Parece casi una obra de supererogación escribir algo sobre este salmo. Es quizás el canto de pura alabanza más perfecto que se encuentra en la Biblia. Se ha convertido en la herencia común de todos los que, mediante el sufrimiento y la liberación, han aprendido la bondad de Jehová. A lo largo de los siglos ha sido cantado por corazones alegres, y hoy es tan fresco y lleno de belleza como siempre. Es un elogio intensivo y extenso.

En cuanto a su intensidad, observe cómo se reconoce toda la personalidad del cantante. El espíritu del hombre habla. Se dirige a su alma, o mente, y la llama a alabar primero por los beneficios espirituales y luego por los físicos.
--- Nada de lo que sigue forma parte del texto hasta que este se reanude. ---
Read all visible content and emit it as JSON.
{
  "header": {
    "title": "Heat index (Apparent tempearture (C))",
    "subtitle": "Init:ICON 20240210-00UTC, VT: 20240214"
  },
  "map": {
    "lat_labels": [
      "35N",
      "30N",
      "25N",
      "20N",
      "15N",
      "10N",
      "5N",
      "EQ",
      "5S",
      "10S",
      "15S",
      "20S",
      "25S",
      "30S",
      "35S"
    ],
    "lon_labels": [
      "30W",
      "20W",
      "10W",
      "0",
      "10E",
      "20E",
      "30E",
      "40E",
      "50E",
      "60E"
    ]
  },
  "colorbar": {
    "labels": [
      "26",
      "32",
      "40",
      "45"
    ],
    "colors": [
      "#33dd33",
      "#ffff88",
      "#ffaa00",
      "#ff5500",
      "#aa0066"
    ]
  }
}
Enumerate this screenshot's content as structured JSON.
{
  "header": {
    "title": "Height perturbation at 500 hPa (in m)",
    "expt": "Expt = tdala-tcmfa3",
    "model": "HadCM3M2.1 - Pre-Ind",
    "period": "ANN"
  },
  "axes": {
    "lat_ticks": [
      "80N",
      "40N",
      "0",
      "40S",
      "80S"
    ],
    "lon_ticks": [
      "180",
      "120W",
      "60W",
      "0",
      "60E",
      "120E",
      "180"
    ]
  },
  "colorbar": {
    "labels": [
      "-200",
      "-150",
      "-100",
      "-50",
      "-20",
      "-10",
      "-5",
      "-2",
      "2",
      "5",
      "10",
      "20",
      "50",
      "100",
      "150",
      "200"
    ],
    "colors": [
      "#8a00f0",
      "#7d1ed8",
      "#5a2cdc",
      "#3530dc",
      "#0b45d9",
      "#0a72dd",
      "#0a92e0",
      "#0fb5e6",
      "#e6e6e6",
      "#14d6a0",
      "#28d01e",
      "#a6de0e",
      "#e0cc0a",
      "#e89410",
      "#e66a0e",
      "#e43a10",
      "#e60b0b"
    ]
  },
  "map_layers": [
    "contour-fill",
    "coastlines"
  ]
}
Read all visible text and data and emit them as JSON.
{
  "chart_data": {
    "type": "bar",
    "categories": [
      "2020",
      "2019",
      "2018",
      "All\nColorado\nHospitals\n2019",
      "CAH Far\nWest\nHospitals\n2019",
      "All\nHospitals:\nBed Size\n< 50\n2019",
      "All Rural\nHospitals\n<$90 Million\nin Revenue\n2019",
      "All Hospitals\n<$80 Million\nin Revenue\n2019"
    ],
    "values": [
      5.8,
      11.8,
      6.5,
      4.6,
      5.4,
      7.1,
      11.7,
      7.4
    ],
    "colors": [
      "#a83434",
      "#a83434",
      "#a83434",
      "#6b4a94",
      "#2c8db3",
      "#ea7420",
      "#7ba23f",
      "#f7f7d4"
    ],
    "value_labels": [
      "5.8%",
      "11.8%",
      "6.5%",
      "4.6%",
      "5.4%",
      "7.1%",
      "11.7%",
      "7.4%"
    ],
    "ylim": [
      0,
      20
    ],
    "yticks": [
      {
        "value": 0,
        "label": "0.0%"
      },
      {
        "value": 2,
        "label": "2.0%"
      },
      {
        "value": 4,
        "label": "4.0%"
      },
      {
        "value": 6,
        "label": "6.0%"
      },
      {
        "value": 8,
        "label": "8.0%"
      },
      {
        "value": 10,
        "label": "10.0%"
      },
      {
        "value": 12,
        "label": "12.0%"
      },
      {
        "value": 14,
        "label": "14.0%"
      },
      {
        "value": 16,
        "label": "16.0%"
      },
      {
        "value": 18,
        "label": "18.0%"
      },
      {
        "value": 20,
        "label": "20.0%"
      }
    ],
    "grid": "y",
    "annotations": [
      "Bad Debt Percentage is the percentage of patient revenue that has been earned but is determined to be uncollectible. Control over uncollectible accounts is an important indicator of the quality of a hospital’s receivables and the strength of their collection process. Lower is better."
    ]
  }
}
Y nuevamente observe cómo en el barrido de la canción, se reconocen cosas tan pequeñas como el marco de lo físico y el polvo que lo constituye, mientras que, sin embargo, se incluyen los inconmensurables alcances del este y el oeste.

La extensa misericordia de Jehová, como es evidente en el mismo sistema, se ve en otros salmos, pero quizás nunca tan majestuosamente como aquí. Comienza con la conciencia individual (vv. Sal. 103: 1-5); procede en reconocimiento de las bendiciones nacionales (vv. Sal. 103: 6-18); y termina con la inclusión de todos los ángeles y ejércitos, y obra en el vasto dominio de Jehová. El "mi" de la experiencia personal se funde con el "nuestro" de la comunión social, culminando así en el "todo" de la conciencia universal. Sin embargo, todo termina con la palabra persona, y la música perfecta del salmo se revela en el hecho de que se abre y se cierra en el mismo no.